I've done the key re-synch, the rear window stays up, the engine turns over but no sign of starting at all.
I've had a search, but can't find anything talking about this long rapid flash. What is it trying to tell me?
 
Should also probably say that the horn sounds if I try to lock with the bonnet or doors still open too, so it seems like alarm-wise at least everything's working.
 
It will sound the horn for 0.5 seconds if it senses a door or bonnet is open when you try to lock.
When alarm is switched on the fast flashing for 10 seconds is the time it's waiting for the air inside to settle, before it takes a measurement. It then flashes slower thereafter.
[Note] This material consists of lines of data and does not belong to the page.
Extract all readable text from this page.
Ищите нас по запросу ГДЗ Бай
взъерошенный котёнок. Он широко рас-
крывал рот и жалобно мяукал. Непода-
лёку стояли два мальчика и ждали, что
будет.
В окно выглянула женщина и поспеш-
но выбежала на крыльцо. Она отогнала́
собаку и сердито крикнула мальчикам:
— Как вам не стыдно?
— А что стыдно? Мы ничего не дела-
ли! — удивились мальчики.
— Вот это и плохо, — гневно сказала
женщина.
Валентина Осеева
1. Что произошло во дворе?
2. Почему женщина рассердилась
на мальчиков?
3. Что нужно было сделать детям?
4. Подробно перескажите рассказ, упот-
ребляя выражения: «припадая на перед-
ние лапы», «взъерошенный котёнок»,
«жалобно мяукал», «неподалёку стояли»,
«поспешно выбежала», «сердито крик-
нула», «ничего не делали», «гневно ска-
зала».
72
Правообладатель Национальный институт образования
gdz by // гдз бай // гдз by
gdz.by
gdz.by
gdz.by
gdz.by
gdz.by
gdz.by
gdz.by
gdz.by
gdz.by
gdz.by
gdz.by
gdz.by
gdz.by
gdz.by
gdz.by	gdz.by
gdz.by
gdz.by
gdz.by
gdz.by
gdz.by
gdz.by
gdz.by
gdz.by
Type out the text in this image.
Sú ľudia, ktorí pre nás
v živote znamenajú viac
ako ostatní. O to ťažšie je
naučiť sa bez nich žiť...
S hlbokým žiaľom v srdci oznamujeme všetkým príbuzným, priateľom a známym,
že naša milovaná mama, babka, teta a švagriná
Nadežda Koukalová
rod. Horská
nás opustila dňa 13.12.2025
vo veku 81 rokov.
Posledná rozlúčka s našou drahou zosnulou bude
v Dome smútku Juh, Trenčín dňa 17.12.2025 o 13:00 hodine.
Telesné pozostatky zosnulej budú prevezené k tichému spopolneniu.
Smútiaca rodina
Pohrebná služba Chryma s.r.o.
The measurement is the air sensing for the volumetrics so it knows if a window has been broke'd by someone trying to break in.
 
So the alarm functions seem to be OK (never noticed the volumetric sensing before!) and the central locking is working fine.
Should the immobiliser allow the engine to turn over but stop it from firing - or does it kill the starter too?
Just trying to figure out if it's the immobiliser or something else...
Definite smell of petrol, so the fuel pump must be OK.
 
If you think it's the immobiliser then a code read will confirm why it's doing it.
I've had immobiliser problems due to switching it on/oft too many times and it would allow the engine to turn over but not start. On this occasion I was fault finding which is why I turned it on/oft so many times. Me hawkeye confirmed it was an immobiliser type issue and unlocking it, then disconnecting the battery earth connection, then waiting 10 seconds for the power to die (don't short the battery cables when disconnected), then putting the earth back, then press fob 5 times and put rear window up to the top. Started first time.
On another occasion I de-synchronised me immobiliser to the engine computer when messing about with adding another remote fob.
To be honest I'd be surprised if it was an immobiliser problem. Not sure if your engine will turn over but not start, like my v6 did with an immobiliser issue.
 
The immobiliser on these does have a start inhibit line, so if the immobiliser wasn't playing ball it wouldn't turn over.

BUT...

There's a chance the immobiliser and ECU have become desynched.

The immobiliser/alarm unit on the early cars works by:
1) Receive unlock command
2) Disarm Sensors
3) Send signal to central locking to unlock
4) Arm starter motor
5) Send four digit serial code to the engine ECU, which unlocks the ECU ready to start

Usually if step 5 fails the ECU *should* log a code, it used to do it on the rover T series as it knew something was wrong if the starter was turning but it hadn't got an authorised code from the immobiliser.
 
Right, had a play again today. I replaced the coil, rotor arm and distributor cap since all were looking a pretty grubby. No spark from coil to cap HT lead.
Reset the cut-off switch on the bulkhead. Still no spark. Tried again with the old coil, nothing.
Refitted the new coil, checked the low tension wiring, still no power going to the distributor.
So do I need Hawkeye or something similar to read any ECU fault codes and then resynch the ECU and immobiliser?
 
Hmm... A bit of research suggests it's the main dealer only to resynch the Ecu and immobiliser.
Is it worth calling out the RAC - guess they could at least read fault codes?
 
The engine computer should have a code if the immobiliser and engine computer are out of sync. This is a rare fault. It happened to me when trying to program fobs. Bad luck I guess.